Based on this line of reasoning, the researcher says that the Swedish, gender-equal man is a myth. According to Roland Barthes, myths obscure reality. The myths themselves become the truth. The myth about the Swedish, gender-equal man works like this. It masks the actual situation while excluding everyone who does not fit, everyone who is defined as the Other.
To do good, or not
“Barthes’ concept of the myth reveals several things,” explains Gottzén. “Among other things, it identifies the Other as the oppressor. The myth can recognize certain failures, but it hides everything that resembles systematic problems. For instance, everything that deals with the oppression of women is turned into something that is history, that is behind us. And through our modern self-consciousness, we as men place ourselves outside of the oppression.”
“There’s also a perception that if we hit a domestic abuser or a paedophile, then we come down on the side of good. Then we are protecting women. I find the same attitude in the middle class. Some of my respondents say they would rather be arrested for hitting anyone except a woman.”
“Ugly” incidents must disappear
“This idea about not hitting a woman can be viewed as a gender equality issue, but it can also be seen as a patriarchal argument: Since I as a man am physically stronger, I shouldn’t hit a woman. These two ideologies don’t fit well together at all,” explains Gottzén.
”What do these myths do to Swedish men’s self-perception?”
“To maintain our self-understanding as gender equal, all of the ‘ugly’ incidents need to disappear. Therefore, if we look at this in relation to violence, there is a tendency to explain it in ethnic or cultural terms. For example, we see that violence perpetrated by men from other countries is explained by saying they are immigrant men and thus are naturally violent and patriarchal. In contrast, violence perpetrated by ethnic Swedish men is not understood as cultural, but as a pathology or illness, or it is explained with socio-economic reasons at the individual level,” says the researcher.
Common phenomenon
“Is this a particularly Swedish phenomenon?”
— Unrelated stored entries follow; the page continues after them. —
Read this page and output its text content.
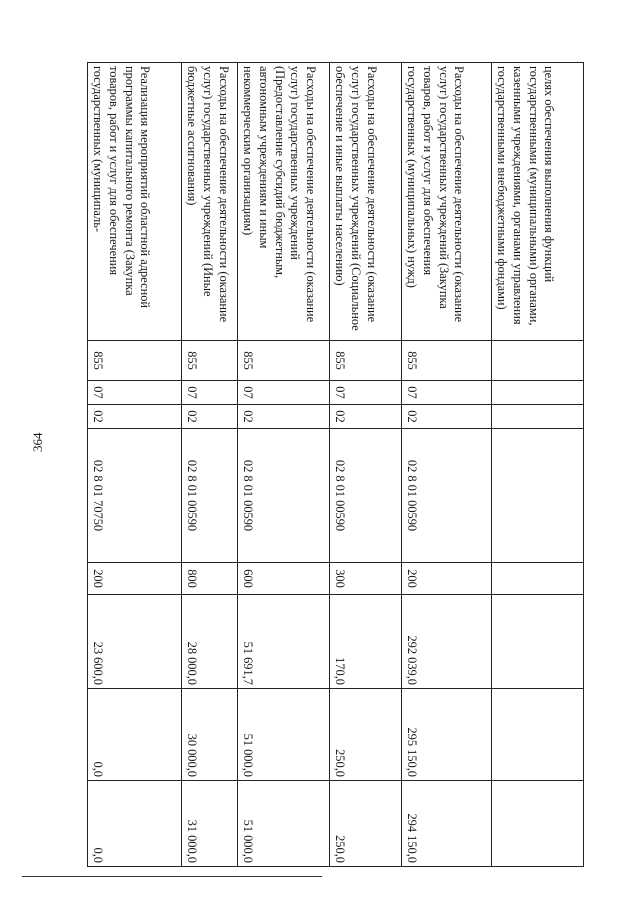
364
целях обеспечения выполнения функций государственными (муниципальными) органами, казенными учреждениями, органами управления государственными внебюджетными фондами)								
Расходы на обеспечение деятельности (оказание услуг) государственных учреждений (Закупка товаров, работ и услуг для обеспечения государственных (муниципальных) нужд)	855	07	02	02 8 01 00590	200	292 039,0	295 150,0	294 150,0
Расходы на обеспечение деятельности (оказание услуг) государственных учреждений (Социальное обеспечение и иные выплаты населению)	855	07	02	02 8 01 00590	300	170,0	250,0	250,0
Расходы на обеспечение деятельности (оказание услуг) государственных учреждений (Предоставление субсидий бюджетным, автономным учреждениям и иным некоммерческим организациям)	855	07	02	02 8 01 00590	600	51 691,7	51 000,0	51 000,0
Расходы на обеспечение деятельности (оказание услуг) государственных учреждений (Иные бюджетные ассигнования)	855	07	02	02 8 01 00590	800	28 000,0	30 000,0	31 000,0
Реализация мероприятий областной адресной программы капитального ремонта (Закупка товаров, работ и услуг для обеспечения государственных (муниципаль-	855	07	02	02 8 01 70750	200	23 600,0	0,0	0,0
“The prevalence of the gender equality myth is about the same for men throughout Scandinavia. The same holds true for most other Western men, such as the British and Americans,” says Gottzén.
“If we look at different cultures in Sweden, we find very few differences. Regardless of whether the men are criminals, whether they use violence in other situations, such as within a gang culture, or whether they’ve been imprisoned for robbery or violent acts or hitting other men, they still believe it’s wrong to hit their female partner or their children,” the researcher emphasizes.
“All the same, violence against women is much more common in the West, and in Scandinavia, than most people think. Perhaps recognizing this can help men to acknowledge their own violence more quickly,” he concludes.
Translated by Connie Stultz.
See also: Gender equality reduces violence
Lucas Gottzén is an Assistant Professor of Social Work in the Department of Social and Welfare Studies at Linköping University.
He has participated in a number of studies and publications, including as co-editor with Rickard Jonsson of the anthology Andra män. Maskulinitet, normskapande och jämställdhet (“Other Men: Masculinity, Normativity, and Gender Equality”). Gottzén is also co-editor of NORMA: Nordic Journal for Masculinity Studies.